Possiamo ammirare nel percorso espositivo, suddiviso in nove sezioni tematiche e che segue un criterio cronologico, sculture, dipinti e disegni. La maggior parte delle opere sono del Museo di Capodimonte, ma molti sono i prestiti dalla Collezione Intesa Sanpaolo-gallerie d’Italia Palazzo Zevallos Stigliano, dal Polo Museale della Campania, dal Museo d’Orsay di Parigi, dal Getty Museum di Los Angeles, dalla GMA-Galleria d’Arte Moderna e dalla Galleria Nazionale d’Arte Moderna e Contemporanea di Roma, ed inoltre da molte raccolte private.
Quella di Gemito fu una vita all’insegna della miseria, della gloria e della follia, che lo avvicinano al destino di artisti come Camille Claudel, Van Gogh e Antonin Artaud.
Un’artista non separabile dalla sua città, dove ebbe i natali nel 1852. Abbandonato dalla madre nella ruota dell’Annunziata, fu adottato da una famiglia povera, crescendo tra le strade di Napoli, insieme agli scugnizzi, che saranno un soggetto da Gemito molto amato.
Non ebbe una formazione accademica, i suoi maestri furono artisti “ribelli” come Giovan Battista Amendola, Ettore Ximenes, Achille d’Orsi.

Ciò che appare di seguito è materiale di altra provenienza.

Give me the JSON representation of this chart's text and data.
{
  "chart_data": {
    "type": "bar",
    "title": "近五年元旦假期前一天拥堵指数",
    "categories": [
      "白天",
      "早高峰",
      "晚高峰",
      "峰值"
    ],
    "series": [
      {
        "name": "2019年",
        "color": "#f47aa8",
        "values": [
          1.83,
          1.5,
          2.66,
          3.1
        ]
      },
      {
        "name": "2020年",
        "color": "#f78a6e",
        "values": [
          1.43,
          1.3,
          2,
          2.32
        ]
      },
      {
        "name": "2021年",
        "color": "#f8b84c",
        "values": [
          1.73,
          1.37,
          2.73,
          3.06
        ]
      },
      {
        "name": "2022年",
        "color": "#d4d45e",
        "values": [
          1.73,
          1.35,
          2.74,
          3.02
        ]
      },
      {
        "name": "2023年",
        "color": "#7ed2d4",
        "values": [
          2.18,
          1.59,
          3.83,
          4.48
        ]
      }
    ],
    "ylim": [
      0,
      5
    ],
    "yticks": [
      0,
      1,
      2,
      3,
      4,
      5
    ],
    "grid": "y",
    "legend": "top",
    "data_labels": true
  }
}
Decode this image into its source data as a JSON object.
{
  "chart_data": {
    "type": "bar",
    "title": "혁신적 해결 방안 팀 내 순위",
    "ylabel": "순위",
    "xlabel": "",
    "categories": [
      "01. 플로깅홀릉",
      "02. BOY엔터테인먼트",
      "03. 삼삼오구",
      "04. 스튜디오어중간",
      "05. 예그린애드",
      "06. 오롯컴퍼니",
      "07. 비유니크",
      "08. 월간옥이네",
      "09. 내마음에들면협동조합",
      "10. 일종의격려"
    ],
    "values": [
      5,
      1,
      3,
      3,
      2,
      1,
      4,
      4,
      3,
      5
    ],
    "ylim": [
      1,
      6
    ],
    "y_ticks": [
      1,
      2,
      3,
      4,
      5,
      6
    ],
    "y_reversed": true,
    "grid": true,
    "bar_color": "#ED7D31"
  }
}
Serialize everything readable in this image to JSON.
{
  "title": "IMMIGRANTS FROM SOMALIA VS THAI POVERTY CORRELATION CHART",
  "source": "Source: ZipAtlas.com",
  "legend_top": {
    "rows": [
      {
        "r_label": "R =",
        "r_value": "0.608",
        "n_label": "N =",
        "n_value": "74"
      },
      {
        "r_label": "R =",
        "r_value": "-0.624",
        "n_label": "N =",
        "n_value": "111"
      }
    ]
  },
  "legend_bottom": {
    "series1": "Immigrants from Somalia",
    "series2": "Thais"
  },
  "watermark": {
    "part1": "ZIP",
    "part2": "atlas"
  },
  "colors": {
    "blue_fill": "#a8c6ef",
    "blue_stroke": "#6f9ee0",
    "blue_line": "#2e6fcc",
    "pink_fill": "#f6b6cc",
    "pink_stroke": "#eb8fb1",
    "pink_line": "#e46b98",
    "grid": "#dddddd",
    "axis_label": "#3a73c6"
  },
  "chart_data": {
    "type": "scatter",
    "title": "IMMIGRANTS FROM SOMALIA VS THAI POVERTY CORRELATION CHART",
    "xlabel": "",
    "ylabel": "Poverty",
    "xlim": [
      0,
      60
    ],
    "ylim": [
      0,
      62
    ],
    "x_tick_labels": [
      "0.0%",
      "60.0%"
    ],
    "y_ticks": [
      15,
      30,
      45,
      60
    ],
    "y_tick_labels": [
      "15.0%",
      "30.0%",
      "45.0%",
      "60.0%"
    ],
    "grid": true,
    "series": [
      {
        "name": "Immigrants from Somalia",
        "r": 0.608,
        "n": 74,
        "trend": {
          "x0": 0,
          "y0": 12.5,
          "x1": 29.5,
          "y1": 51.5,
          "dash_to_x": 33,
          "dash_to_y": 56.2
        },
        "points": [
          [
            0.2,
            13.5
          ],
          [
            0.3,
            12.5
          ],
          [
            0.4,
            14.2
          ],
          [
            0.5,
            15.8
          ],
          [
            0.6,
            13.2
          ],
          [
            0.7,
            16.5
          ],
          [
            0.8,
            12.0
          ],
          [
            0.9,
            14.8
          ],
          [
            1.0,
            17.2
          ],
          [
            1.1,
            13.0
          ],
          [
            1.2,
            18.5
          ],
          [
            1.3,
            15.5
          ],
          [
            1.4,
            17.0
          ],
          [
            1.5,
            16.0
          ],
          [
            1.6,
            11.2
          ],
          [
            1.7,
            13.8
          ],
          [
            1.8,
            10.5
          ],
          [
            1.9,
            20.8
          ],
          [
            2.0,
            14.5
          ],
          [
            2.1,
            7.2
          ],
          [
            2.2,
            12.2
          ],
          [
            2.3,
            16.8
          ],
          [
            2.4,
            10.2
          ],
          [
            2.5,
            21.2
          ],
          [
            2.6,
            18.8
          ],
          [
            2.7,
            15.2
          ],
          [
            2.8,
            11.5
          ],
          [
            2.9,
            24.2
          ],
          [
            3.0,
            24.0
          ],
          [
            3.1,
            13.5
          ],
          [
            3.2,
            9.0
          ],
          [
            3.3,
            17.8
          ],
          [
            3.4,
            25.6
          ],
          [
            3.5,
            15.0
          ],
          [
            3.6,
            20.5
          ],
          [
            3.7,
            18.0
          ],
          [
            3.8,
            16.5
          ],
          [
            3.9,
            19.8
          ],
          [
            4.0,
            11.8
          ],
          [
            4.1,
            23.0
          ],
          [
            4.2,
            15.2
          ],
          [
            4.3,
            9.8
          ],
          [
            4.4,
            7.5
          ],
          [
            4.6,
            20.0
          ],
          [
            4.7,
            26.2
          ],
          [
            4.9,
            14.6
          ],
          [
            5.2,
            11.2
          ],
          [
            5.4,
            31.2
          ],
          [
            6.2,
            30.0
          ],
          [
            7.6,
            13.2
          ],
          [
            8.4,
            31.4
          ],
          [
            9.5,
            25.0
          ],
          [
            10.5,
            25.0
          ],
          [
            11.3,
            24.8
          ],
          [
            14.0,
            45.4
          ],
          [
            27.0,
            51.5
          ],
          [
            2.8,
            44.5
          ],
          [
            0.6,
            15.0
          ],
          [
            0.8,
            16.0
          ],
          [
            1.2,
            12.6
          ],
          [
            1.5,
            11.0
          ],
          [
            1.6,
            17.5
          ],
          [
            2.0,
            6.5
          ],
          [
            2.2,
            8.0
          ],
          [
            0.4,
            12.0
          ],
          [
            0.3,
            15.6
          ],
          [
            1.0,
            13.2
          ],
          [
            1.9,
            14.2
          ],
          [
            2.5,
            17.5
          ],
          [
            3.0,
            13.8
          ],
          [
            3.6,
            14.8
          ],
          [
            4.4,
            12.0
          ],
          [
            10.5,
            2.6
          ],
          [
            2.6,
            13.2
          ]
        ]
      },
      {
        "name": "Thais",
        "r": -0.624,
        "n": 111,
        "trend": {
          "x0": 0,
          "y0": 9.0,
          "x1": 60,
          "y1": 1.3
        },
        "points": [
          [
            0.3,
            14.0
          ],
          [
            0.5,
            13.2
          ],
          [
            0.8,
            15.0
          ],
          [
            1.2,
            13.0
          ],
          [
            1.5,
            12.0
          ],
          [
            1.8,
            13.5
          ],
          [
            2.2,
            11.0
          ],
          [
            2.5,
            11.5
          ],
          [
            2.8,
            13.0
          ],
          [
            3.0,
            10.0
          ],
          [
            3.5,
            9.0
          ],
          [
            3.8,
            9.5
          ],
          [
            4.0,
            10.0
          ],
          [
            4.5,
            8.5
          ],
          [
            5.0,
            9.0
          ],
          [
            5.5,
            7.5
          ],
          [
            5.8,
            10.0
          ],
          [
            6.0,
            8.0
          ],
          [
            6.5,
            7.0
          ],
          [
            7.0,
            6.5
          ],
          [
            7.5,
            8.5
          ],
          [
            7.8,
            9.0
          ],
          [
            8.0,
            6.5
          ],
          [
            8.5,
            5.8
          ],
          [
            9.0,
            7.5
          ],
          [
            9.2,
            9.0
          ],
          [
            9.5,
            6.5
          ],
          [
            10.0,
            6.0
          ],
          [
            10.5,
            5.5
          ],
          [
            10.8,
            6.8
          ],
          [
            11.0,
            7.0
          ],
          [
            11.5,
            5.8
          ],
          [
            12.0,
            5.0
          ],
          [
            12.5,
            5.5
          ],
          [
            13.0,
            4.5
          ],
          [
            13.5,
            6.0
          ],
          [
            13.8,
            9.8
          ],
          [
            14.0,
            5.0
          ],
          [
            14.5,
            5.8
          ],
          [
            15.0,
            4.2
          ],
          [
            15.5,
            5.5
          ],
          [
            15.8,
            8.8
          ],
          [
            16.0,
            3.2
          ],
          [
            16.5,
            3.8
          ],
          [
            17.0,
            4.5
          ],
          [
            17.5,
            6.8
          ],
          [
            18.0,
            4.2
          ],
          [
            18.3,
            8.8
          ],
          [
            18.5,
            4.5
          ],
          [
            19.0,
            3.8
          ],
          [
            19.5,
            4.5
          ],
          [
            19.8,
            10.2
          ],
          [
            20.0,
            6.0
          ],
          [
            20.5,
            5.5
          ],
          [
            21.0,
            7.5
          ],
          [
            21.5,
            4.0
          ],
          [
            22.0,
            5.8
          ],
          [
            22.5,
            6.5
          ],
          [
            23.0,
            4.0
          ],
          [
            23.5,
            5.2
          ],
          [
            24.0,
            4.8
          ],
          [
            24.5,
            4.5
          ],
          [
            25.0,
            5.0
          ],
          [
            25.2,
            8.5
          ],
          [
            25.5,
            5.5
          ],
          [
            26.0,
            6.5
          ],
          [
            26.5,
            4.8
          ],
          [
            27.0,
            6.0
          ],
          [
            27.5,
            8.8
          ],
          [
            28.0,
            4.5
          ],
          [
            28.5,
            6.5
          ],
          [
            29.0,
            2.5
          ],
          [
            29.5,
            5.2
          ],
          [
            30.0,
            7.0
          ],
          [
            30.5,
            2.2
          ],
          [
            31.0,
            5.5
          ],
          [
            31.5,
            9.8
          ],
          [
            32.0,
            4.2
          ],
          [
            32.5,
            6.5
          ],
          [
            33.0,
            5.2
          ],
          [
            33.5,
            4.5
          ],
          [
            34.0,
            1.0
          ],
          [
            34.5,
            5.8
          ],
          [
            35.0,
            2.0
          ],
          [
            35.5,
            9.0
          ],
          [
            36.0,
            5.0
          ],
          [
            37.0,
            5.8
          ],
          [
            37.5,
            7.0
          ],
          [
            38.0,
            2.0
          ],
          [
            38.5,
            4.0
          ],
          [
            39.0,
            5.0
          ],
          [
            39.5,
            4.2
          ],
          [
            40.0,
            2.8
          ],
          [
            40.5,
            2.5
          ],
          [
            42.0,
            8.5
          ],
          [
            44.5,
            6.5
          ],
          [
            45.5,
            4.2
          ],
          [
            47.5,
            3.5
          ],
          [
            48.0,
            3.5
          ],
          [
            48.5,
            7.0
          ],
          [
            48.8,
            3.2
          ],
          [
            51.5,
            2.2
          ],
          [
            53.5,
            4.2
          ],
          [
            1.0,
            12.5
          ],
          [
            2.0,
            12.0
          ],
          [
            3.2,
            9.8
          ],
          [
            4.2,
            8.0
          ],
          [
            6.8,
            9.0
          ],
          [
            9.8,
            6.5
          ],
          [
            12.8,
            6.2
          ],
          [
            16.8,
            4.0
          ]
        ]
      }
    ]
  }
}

Tante le suggestioni che Vincenzo Gemito trasse dalla tradizione dei presepi di San Gregorio Armeno, ma anche dalla frequentazione delle sculture del Museo Archeologico di Napoli. Entrò da giovane nello studio dello scultore Emanuele Caggiano e, diventato allievo di Stanislao Lista e Domenico Morelli, realizzò una serie di busti di personaggi illustri tra i quali Morelli, Verdi e Michetti. Conquistò così quella fama, che gli guadagnò da parte del re Umberto I la commissione della statua in marmo di Carlo V per la facciata del Palazzo Reale di Napoli.
Furono proprio le difficoltà per portare a termine questo incarico prestigioso, che era avulso dalla sua poetica e per il quale realizzò solo il modello in gesso, che concorsero a provocargli un grave esaurimento nervoso. I successivi vent’anni furono segnati da ricoveri, deliri, digiuni, con l’alternarsi di fasi di quieto lavoro a fasi di follia. Gemito, ripresosi agli inizi del ‘900, attraversò ancora momenti di grande creatività, circondato da mecenati e ammiratori fino alla morte nella sua amata città nel 1929.
La mostra sarà visitabile fino al 15 novembre.